From the login node an interactive session with X windows forwarding (-X option) can be started by the following command:

$ qsub -I -X -A NONE-0-0 -q qexp -l select=1:ncpus=128:mpiprocs=128,walltime=01:00:00

Then launch the debugger with the totalview command followed by the name of the executable to debug.

Debugging a Serial Code

To debug a serial code, use:

$ totalview test_debug

Debugging a Parallel Code - Option 1

To debug a parallel code compiled with OpenMPI, you need to setup your TotalView environment:


To be able to run a parallel debugging procedure from the command line without stopping the debugger in the mpiexec source code, you have to add the following function to your ~/.tvdrc file.

proc mpi_auto_run_starter {loaded_id} {
    set starter_programs {mpirun mpiexec orterun}
    set executable_name [TV::symbol get $loaded_id full_pathname]
    set file_component [file tail $executable_name]

    if {[lsearch -exact $starter_programs $file_component] != -1} {
        puts "*************************************"
        puts "Automatically starting $file_component"
        puts "*************************************"

# Append this function to TotalView's image load callbacks so that
# TotalView run this program automatically.

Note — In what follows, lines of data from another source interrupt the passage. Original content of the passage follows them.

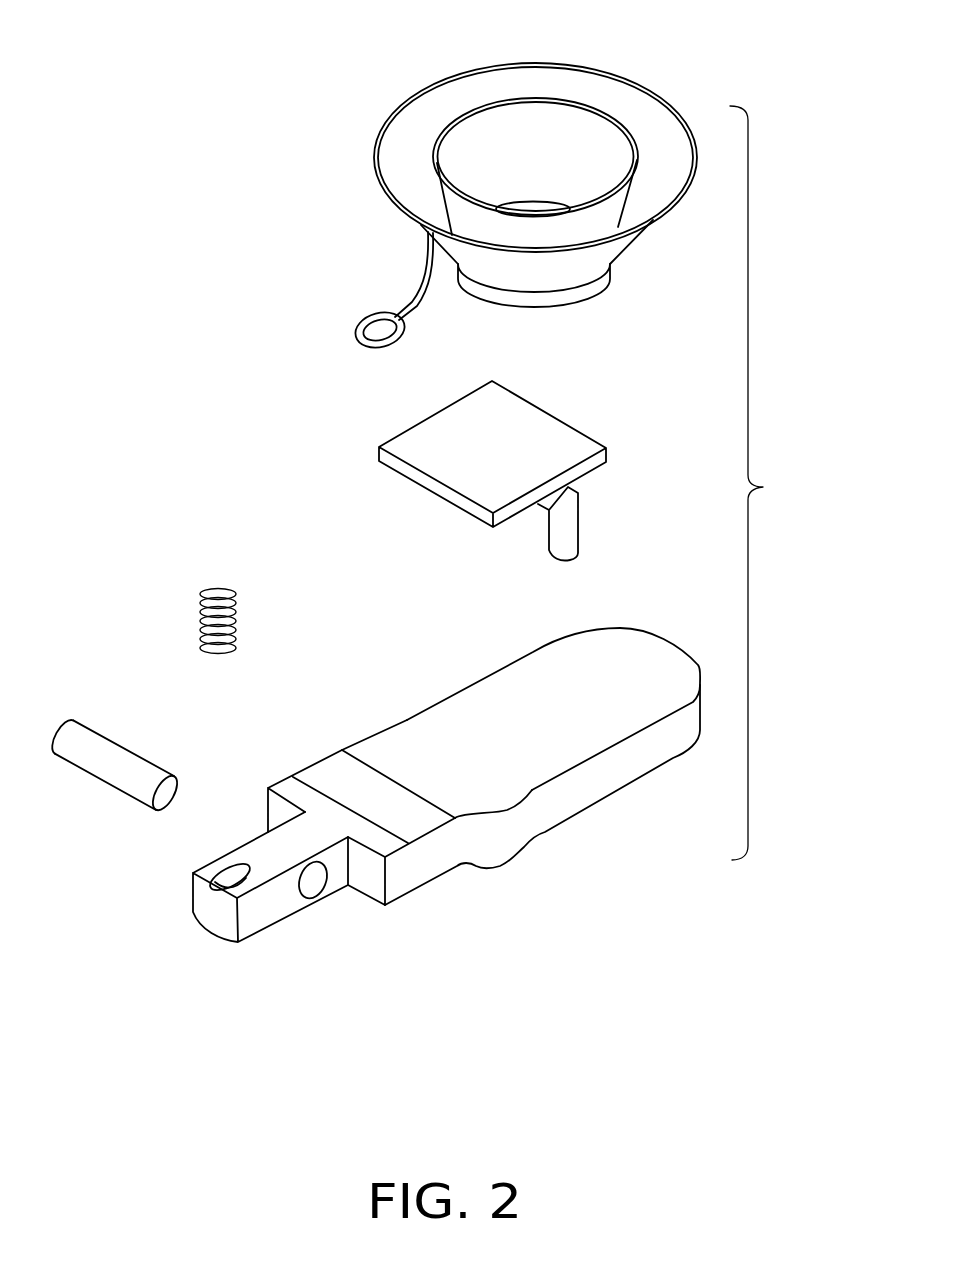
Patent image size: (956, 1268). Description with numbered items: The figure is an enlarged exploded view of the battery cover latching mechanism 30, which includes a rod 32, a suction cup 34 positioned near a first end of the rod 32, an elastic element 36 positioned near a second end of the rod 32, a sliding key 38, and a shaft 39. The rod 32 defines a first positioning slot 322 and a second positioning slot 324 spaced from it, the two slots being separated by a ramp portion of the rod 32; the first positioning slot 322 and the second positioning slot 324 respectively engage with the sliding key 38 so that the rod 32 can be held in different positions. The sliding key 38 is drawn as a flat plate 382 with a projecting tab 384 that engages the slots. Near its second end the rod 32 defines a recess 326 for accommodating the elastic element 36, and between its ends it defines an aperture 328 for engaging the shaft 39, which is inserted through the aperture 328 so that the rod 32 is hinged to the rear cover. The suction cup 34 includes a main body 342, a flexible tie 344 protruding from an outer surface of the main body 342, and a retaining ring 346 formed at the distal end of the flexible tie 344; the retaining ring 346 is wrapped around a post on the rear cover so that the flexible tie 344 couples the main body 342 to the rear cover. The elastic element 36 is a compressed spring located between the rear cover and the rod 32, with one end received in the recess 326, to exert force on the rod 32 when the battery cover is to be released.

The battery cover latching mechanism 30 is at (771, 483).
The rod 32 is at (443, 664).
The first positioning slot 322 is at (337, 777).
The second positioning slot 324 is at (412, 762).
The recess 326 is at (230, 878).
The aperture 328 is at (315, 883).
The suction cup 34 is at (368, 105).
The main body 342 is at (468, 72).
The flexible tie 344 is at (425, 293).
The retaining ring 346 is at (357, 327).
The elastic element 36 is at (212, 618).
The sliding key 38 is at (559, 389).
The plate portion of cover 382 is at (447, 448).
The tab of cover 384 is at (532, 530).
The shaft 39 is at (97, 752).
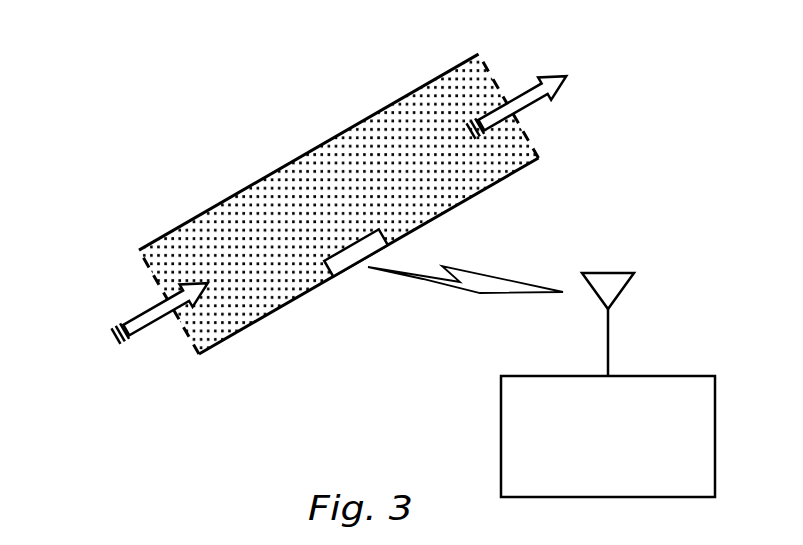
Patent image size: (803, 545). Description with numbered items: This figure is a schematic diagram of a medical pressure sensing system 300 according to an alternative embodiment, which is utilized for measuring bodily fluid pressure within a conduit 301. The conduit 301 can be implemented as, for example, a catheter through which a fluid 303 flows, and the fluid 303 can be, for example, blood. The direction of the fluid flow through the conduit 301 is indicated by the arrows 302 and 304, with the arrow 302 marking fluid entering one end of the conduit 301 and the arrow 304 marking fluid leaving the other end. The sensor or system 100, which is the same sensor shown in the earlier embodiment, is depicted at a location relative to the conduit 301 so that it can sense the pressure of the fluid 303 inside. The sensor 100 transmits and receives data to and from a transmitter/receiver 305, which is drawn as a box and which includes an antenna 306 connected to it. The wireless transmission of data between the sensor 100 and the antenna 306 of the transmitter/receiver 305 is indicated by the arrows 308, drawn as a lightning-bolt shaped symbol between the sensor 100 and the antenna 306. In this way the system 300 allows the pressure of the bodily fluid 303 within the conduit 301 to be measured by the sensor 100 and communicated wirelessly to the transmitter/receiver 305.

The medical pressure sensing system 300 is at (125, 105).
The conduit 301 is at (320, 142).
The arrow 302 is at (142, 332).
The fluid 303 is at (347, 212).
The arrow 304 is at (527, 76).
The sensor or system 100 is at (345, 269).
The arrows 308 is at (483, 272).
The antenna 306 is at (630, 285).
The transmitter/receiver 305 is at (623, 478).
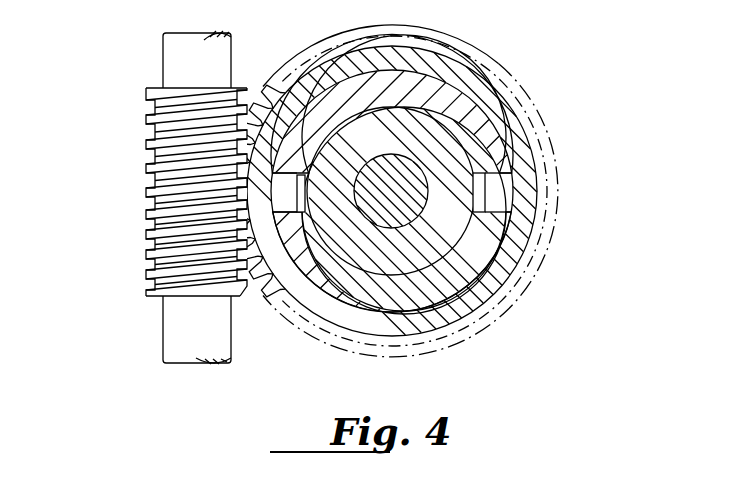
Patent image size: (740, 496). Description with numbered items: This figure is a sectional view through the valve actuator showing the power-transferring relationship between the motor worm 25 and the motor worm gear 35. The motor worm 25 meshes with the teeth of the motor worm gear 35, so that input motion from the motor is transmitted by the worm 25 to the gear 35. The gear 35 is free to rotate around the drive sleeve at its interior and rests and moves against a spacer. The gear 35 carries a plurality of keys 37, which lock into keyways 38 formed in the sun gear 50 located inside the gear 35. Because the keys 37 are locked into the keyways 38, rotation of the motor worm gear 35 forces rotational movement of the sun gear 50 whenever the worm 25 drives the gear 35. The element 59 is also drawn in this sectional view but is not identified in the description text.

The motor worm 25 is at (147, 220).
The motor worm gear 35 is at (470, 73).
The keys 37 is at (485, 195).
The keyways 38 is at (303, 214).
The sun gear 50 is at (394, 296).
The eccentric ring 59 is at (470, 261).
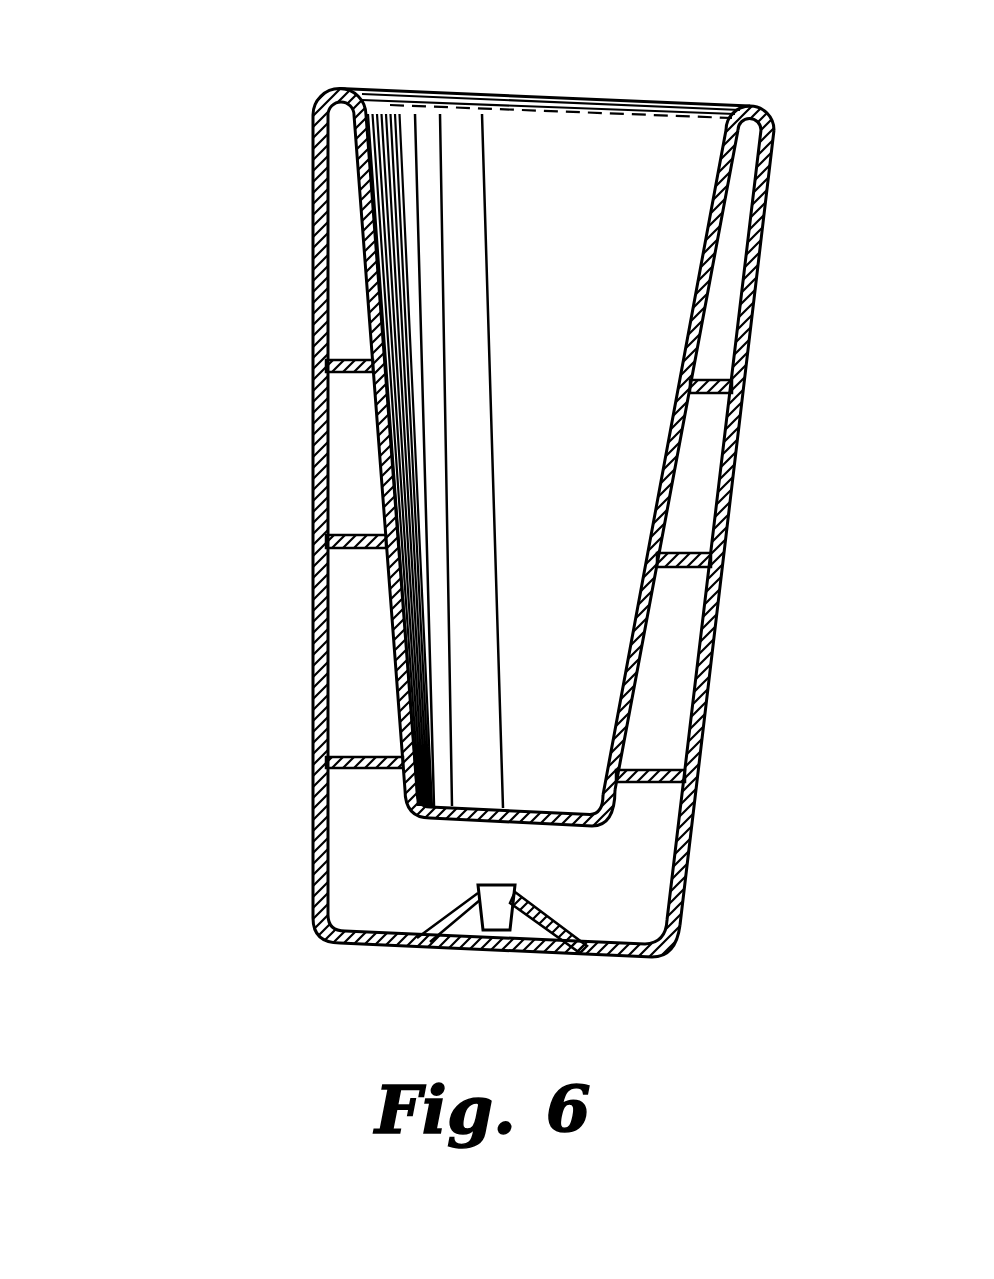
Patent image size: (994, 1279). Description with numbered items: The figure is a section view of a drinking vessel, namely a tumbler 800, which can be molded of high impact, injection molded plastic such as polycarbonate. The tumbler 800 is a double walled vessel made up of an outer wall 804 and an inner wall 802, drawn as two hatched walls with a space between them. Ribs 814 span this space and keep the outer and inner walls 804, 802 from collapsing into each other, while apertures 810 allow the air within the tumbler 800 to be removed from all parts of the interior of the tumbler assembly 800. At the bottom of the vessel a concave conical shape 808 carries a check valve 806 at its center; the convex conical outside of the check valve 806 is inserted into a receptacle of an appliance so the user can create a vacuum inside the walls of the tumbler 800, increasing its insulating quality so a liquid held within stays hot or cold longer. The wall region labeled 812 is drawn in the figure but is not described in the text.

The tumbler 800 is at (120, 978).
The inner wall 802 is at (685, 357).
The outer wall 804 is at (727, 560).
The check valve 806 is at (497, 897).
The concave conical shape 808 is at (520, 917).
The apertures 810 is at (350, 536).
The tray side wall 812 is at (343, 303).
The ribs 814 is at (318, 573).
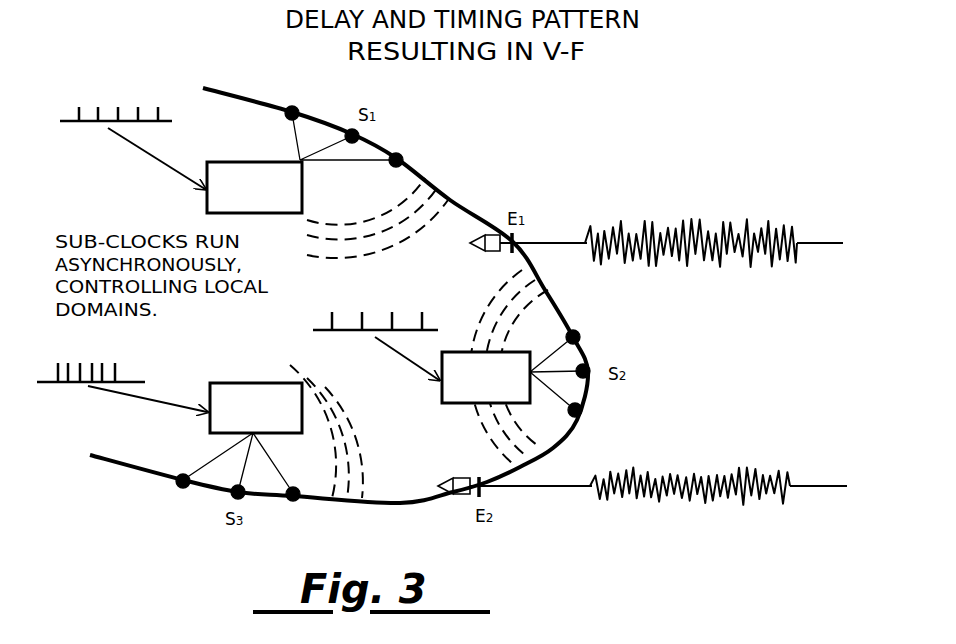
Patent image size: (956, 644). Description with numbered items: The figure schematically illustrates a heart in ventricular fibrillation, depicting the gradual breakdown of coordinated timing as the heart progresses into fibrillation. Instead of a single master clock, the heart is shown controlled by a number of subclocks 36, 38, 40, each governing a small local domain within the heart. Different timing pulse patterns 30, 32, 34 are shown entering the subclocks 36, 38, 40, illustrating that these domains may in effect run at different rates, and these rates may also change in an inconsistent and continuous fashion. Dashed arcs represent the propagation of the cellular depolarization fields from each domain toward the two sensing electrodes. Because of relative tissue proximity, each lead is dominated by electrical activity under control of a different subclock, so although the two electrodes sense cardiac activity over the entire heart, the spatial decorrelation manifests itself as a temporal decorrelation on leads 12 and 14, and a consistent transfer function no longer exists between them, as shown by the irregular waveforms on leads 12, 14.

The catheter 12 is at (813, 242).
The catheter 14 is at (818, 485).
The timing pulse pattern 30 is at (112, 108).
The timing pulse pattern 32 is at (88, 363).
The timing pulse pattern 34 is at (370, 318).
The subclock 36 is at (266, 162).
The subclock 38 is at (210, 431).
The subclock 40 is at (447, 404).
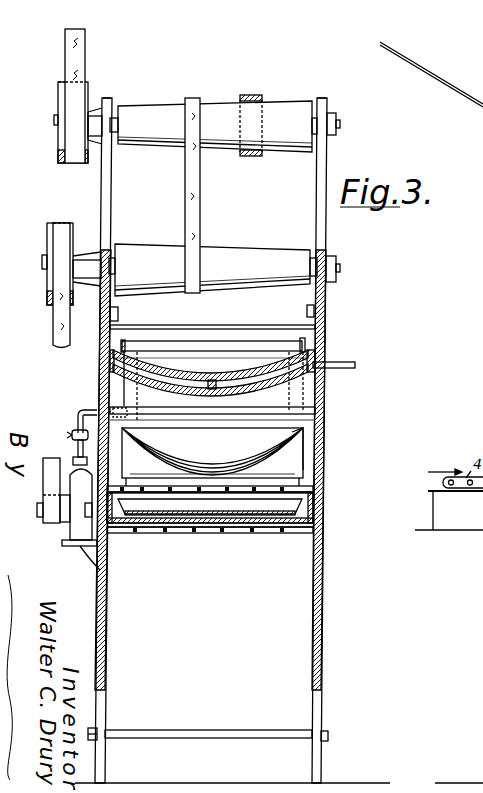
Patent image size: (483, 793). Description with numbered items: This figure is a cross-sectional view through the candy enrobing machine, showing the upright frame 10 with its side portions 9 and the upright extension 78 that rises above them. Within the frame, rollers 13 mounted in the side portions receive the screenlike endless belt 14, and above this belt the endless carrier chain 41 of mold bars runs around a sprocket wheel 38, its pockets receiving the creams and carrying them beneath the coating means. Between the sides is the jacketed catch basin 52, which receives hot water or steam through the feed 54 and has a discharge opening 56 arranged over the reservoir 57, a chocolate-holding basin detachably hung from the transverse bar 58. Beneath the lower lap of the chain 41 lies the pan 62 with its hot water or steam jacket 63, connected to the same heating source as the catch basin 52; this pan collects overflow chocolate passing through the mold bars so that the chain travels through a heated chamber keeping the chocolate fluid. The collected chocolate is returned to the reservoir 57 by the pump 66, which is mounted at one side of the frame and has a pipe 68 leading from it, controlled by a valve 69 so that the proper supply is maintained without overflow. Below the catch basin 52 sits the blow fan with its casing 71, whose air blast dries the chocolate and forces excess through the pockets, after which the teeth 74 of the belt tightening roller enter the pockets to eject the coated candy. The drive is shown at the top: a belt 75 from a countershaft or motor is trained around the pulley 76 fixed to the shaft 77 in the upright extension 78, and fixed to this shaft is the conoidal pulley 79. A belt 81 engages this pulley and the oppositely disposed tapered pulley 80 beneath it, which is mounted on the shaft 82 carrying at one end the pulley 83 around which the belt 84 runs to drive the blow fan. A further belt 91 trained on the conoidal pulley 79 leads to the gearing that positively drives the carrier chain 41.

The side portions 9 is at (105, 628).
The frame 10 is at (326, 436).
The rollers 13 is at (253, 533).
The endless belt 14 is at (200, 490).
The sprocket wheel 38 is at (125, 392).
The endless carrier chain 41 is at (206, 337).
The catch basin 52 is at (302, 383).
The feed 54 is at (343, 363).
The discharge opening 56 is at (212, 381).
The reservoir 57 is at (180, 450).
The transverse bar 58 is at (303, 443).
The pan 62 is at (237, 511).
The jacket 63 is at (272, 518).
The pump 66 is at (50, 458).
The pipe 68 is at (80, 409).
The valve 69 is at (68, 433).
The casing 71 is at (80, 515).
The teeth 74 is at (449, 499).
The belt 75 is at (82, 56).
The pulley 76 is at (58, 104).
The shaft 77 is at (340, 123).
The upright extension 78 is at (107, 213).
The conoidal pulley 79 is at (205, 107).
The pulley 80 is at (213, 270).
The belt 81 is at (196, 196).
The shaft 82 is at (342, 269).
The pulley 83 is at (47, 290).
The belt 84 is at (60, 327).
The belt 91 is at (255, 97).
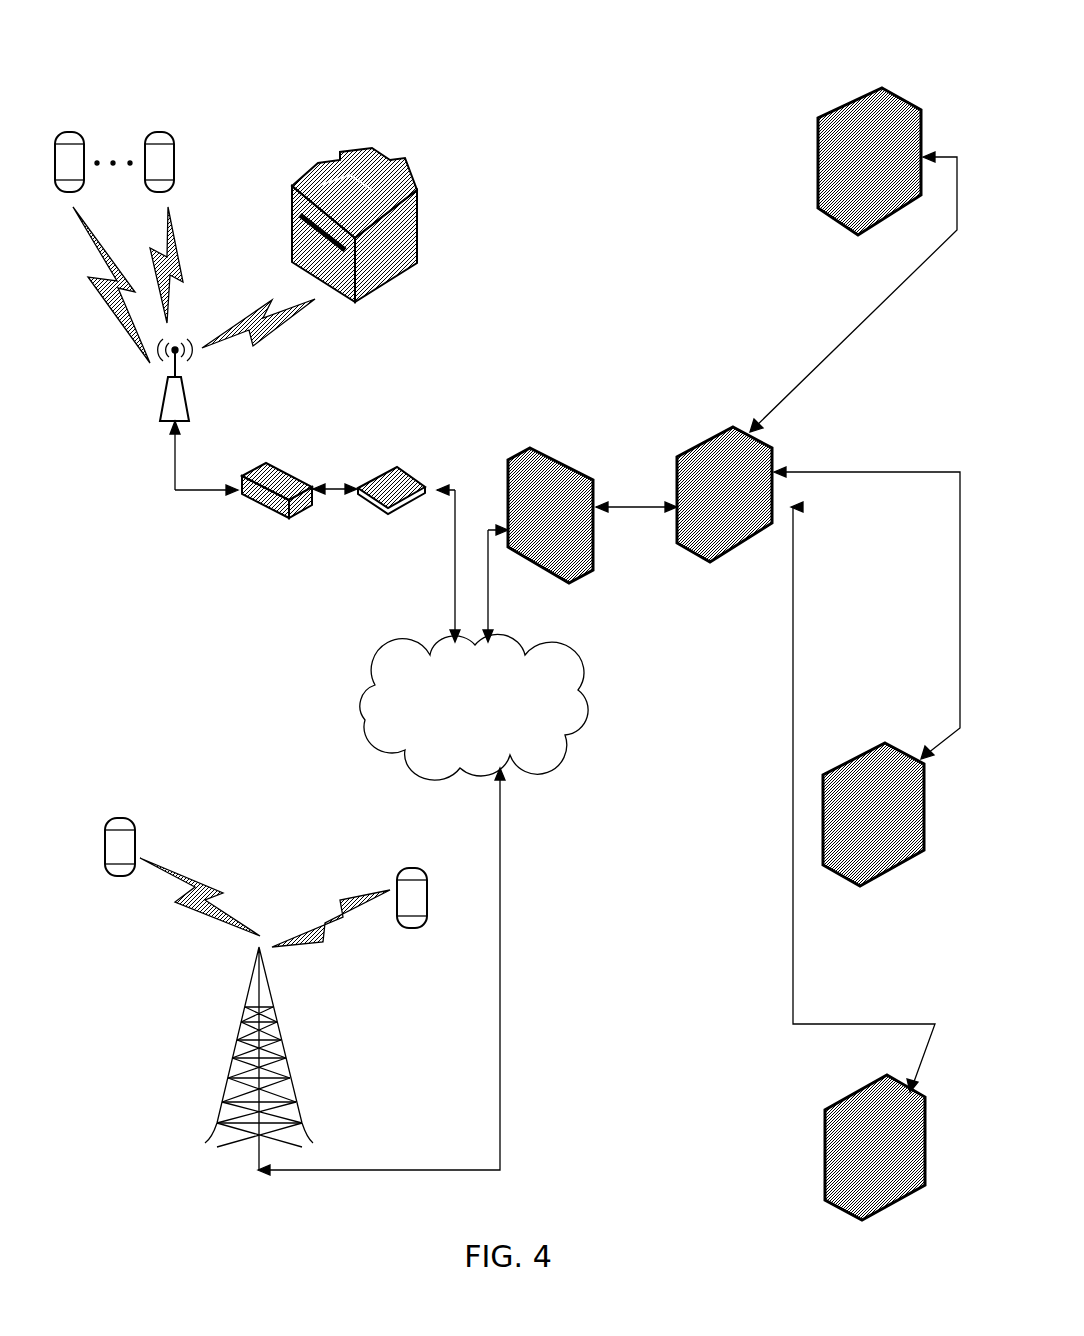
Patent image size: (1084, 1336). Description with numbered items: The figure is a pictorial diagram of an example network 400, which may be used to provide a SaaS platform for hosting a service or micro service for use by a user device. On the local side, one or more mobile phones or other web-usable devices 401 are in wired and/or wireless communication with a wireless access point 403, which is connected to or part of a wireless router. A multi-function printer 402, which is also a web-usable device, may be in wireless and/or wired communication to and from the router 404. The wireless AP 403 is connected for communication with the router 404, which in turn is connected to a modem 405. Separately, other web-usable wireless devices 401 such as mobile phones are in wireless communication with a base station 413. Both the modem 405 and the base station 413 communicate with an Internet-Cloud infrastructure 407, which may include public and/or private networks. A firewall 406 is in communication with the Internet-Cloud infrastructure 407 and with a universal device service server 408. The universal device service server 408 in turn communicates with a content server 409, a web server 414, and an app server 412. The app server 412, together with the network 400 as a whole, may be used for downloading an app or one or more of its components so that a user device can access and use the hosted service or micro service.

dlappend TV::image_load_callbacks mpi_auto_run_starter

The source code of this function can be also found in

$ $EBROOTOPENMPI/etc/openmpi-totalview.tcl

You can also add only following line to your ~/.tvdrc file instead of the entire function:

$ source $EBROOTOPENMPI/etc/openmpi-totalview.tcl

You need to do this step only once. See also OpenMPI FAQ entry.

Now you can run the parallel debugger using:

$ mpirun -tv -n 5 ./test_debug

When the following dialog appears, click on "Yes"

At this point, the main TotalView GUI window will appear and you can insert the breakpoints and start debugging:

Debugging a Parallel Code - Option 2

Another option to start a new parallel debugging session from a command line is to let TotalView to execute mpirun by itself. In this case, the user has to specify an MPI implementation used to compile the source code.

The following example shows how to start a debugging session with the Intel MPI:

$ ml intel/2020b TotalView/2021.2.14
$ totalview -mpi "Intel MPI-Hydra" -np 8 ./hello_debug_impi

After running the previous command, you will see the same window as shown in the screenshot above.

More information regarding the command line parameters of the TotalView can be foundin the TotalView Reference Guide, Chapter 7: TotalView Command Syntax.


[1] The TotalView documentation web page is a good source for learning more about some of the advanced TotalView features.